As a result, eight studies could be identified that suited the aim of this review. One of the trials had been conducted in the United Kingdom, one in Turkey, one in Egypt, one in China, and four in Germany. The publications had been released between 2000 and 2012 and concerned a total of 642 patients, 281 of whom had been treated with AWB. The times of administration of intramuscular AWB varied between three and ten injections once to thrice weekly, the dosage between one and five milliliters.
Four controlled trials were devoted to the treatment of urticaria. The other four RCTs concerned each one a different indication, including atopic dermatitis, ankylosing spondylitis, treatment of common cold and prevention of recurring respiratory tract infections.
Efficacy of AWB
Five RCTs found no statistical difference between the groups, including four of the five larger RCTs. One of these, a non-blinded trial about the prevention of recurring respiratory tract infections [
2], used as control instead of Placebo Engystol® (Biologische Heilmittel Heel GmbH, Baden-Baden, Germany), a homeopathic remedy made of sulfur and white swallow-wort (
Vincetoxicum hirundinaria) which is used for the prevention of common cold and has antiviral properties in vitro [
20]. As two treatments with possible but unclear efficacy were compared in this trial no conclusion on efficacy of AWB therapy can be drawn from it.
Another one of these RCTs compared AWB with autologous serum injections for chronic urticaria in 30 ASST-positive patients and found no statistical difference between the groups either [
14]. The treatment was administered once weekly for 8 weeks (2,5 ml at the first, 5 ml in subsequent treatments). Outcome measure was the Urticarial Total Severity score (TSS). The difference between the mean TSS at baseline and in week 8 as well as week 12 was highly significant in both groups (
p < 0,01). Because again two treatments with possible but unclear efficacy were compared in this trial no conclusion on efficacy of AWB therapy can be drawn from it.
Also, a RCT investigating AWB therapy in patients with ankylosing spondylitis found no significant difference between verum and control group [
18]. In the double-blinded trial 1 ml AWB mixed with 1 ml
Formica rufa 6x was injected intramuscularly twice weekly for 4 weeks. The control group was treated in the same frequency and application mode with 1.5 ml sodium chloride 0.9% solution. This trial was effected in a rehabilitation facility. All patients of both groups underwent in parallel an intensive therapeutic training scheme of 4 weeks. Both, verum and control group showed an improvement of symptoms. An additional effect of AWB mixed with
Formica rufa could not be detected.

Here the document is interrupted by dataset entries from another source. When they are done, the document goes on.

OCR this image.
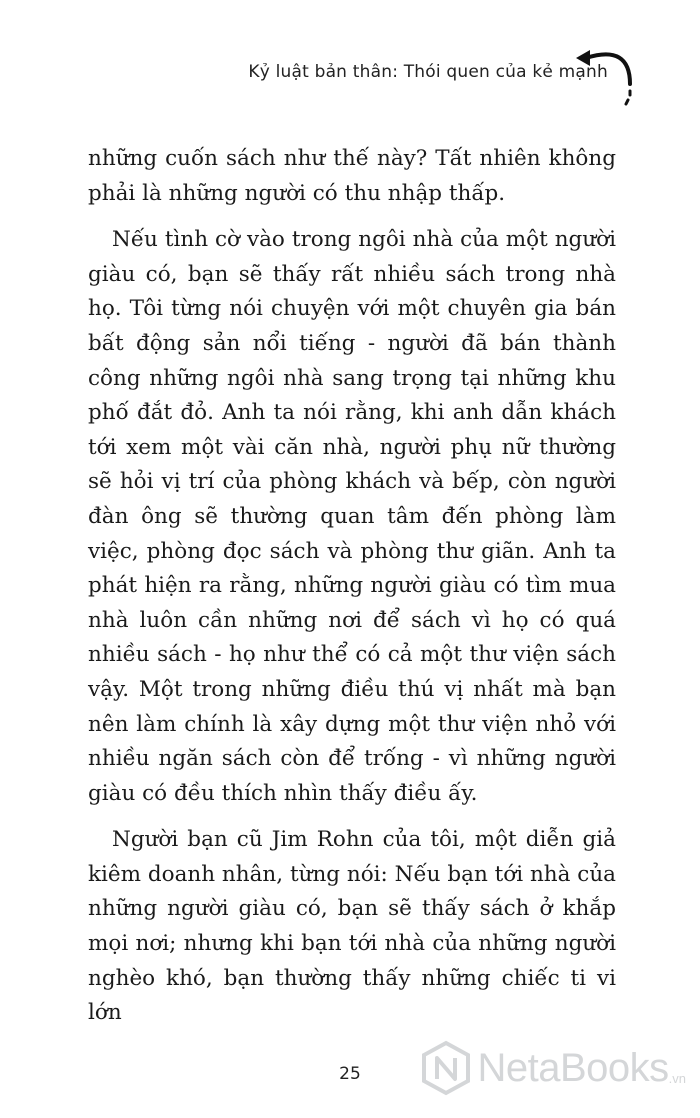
Kỷ luật bản thân: Thói quen của kẻ mạnh

những cuốn sách như thế này? Tất nhiên không phải là những người có thu nhập thấp.

Nếu tình cờ vào trong ngôi nhà của một người giàu có, bạn sẽ thấy rất nhiều sách trong nhà họ. Tôi từng nói chuyện với một chuyên gia bán bất động sản nổi tiếng - người đã bán thành công những ngôi nhà sang trọng tại những khu phố đắt đỏ. Anh ta nói rằng, khi anh dẫn khách tới xem một vài căn nhà, người phụ nữ thường sẽ hỏi vị trí của phòng khách và bếp, còn người đàn ông sẽ thường quan tâm đến phòng làm việc, phòng đọc sách và phòng thư giãn. Anh ta phát hiện ra rằng, những người giàu có tìm mua nhà luôn cần những nơi để sách vì họ có quá nhiều sách - họ như thể có cả một thư viện sách vậy. Một trong những điều thú vị nhất mà bạn nên làm chính là xây dựng một thư viện nhỏ với nhiều ngăn sách còn để trống - vì những người giàu có đều thích nhìn thấy điều ấy.

Người bạn cũ Jim Rohn của tôi, một diễn giả kiêm doanh nhân, từng nói: Nếu bạn tới nhà của những người giàu có, bạn sẽ thấy sách ở khắp mọi nơi; nhưng khi bạn tới nhà của những người nghèo khó, bạn thường thấy những chiếc ti vi lớn

25	NetaBooks .vn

The use of AWB and
Formica rufa 6x injections as an adjunct to an effective therapeutic training program blurs the statistical analysis, so that efficacy of the injections cannot be estimated.
The fourth of the RCTs showing no statistical difference between verum and control group was effected by Gündling et al. about the treatment of common cold [
15]. The trial was double-blinded, in the verum group 2 ml of AWB were administered thrice weekly. The control consisted in the application of the same amount of sodium chloride solution, also thrice weekly. Only 10% of the patients who were asked agreed to participate in the trial and the rate of discontinuing patients was high. Reasons for patients to refuse to participate might be due to the time-consuming treatment and the declination of intramuscular application of Placebo. The authors admit that these factors might have led to a selection of the patient sample. Otherwise, this study was well designed, reached the maximum Jadad score (Table
1) and was valid. Common cold can, therefore, not be regarded as promising indication for further studies with AWB therapy.
The last of the RCTs showing no statistical difference between AWB and Placebo group included 88 patients, but as these were split into six groups, the trial must still be considered within the scope of a pilot study [
16]. Kocatürk et al. submitted patients with ASST-positive
1 and ASST-negative urticaria to AWB, autologous serum and Placebo injections.
Three controlled trials reported a statistically significant effect of AWB compared with the control group. Pittler et al. presented a pilot RCT about efficacy of AWB injections in atopic dermatitis [
3]. The study was well designed and showed beneficial effects in the verum group. However, the authors suggest that the treatment period of 5 weeks might not have been long enough to show the full potential of AWB injections, seeing as the improvement in the verum group was more pronounced towards the end of the treatment and especially towards at the end of week 9.
A larger dimensioned controlled trial [
17] studied efficacy of AWB injections combined with traditional Chinese medicine and Western medicine in patients with chronic urticaria. One hundred fifty-seven patients were divided into three groups. One group was treated with traditional Chinese herbs, the other with Western medicine, consisting in antihistamines, vitamin c, and calcium. The third group received both traditional Chinese and Western medicine with additional AWB injections, diluted with sterile water and lidocaine, every 3 days for a period of 24 days in both buttocks. In the AWB group, 29 out of 52 patients were considered healed after the treatment, whereas in the TCM group 9 out of 52 and in the western medicine group 8 out of 53 showed no further symptoms. In the AWB group, only one out of 52 patients showed no improvement, whilst in the TCM group 13 out of 52 and in the Western medicine group 15 out of 53 patients did not report any change compared with baseline. As there was no control group combining TCM and Western medicine, the effectiveness of AWB injections cannot be estimated by this trial.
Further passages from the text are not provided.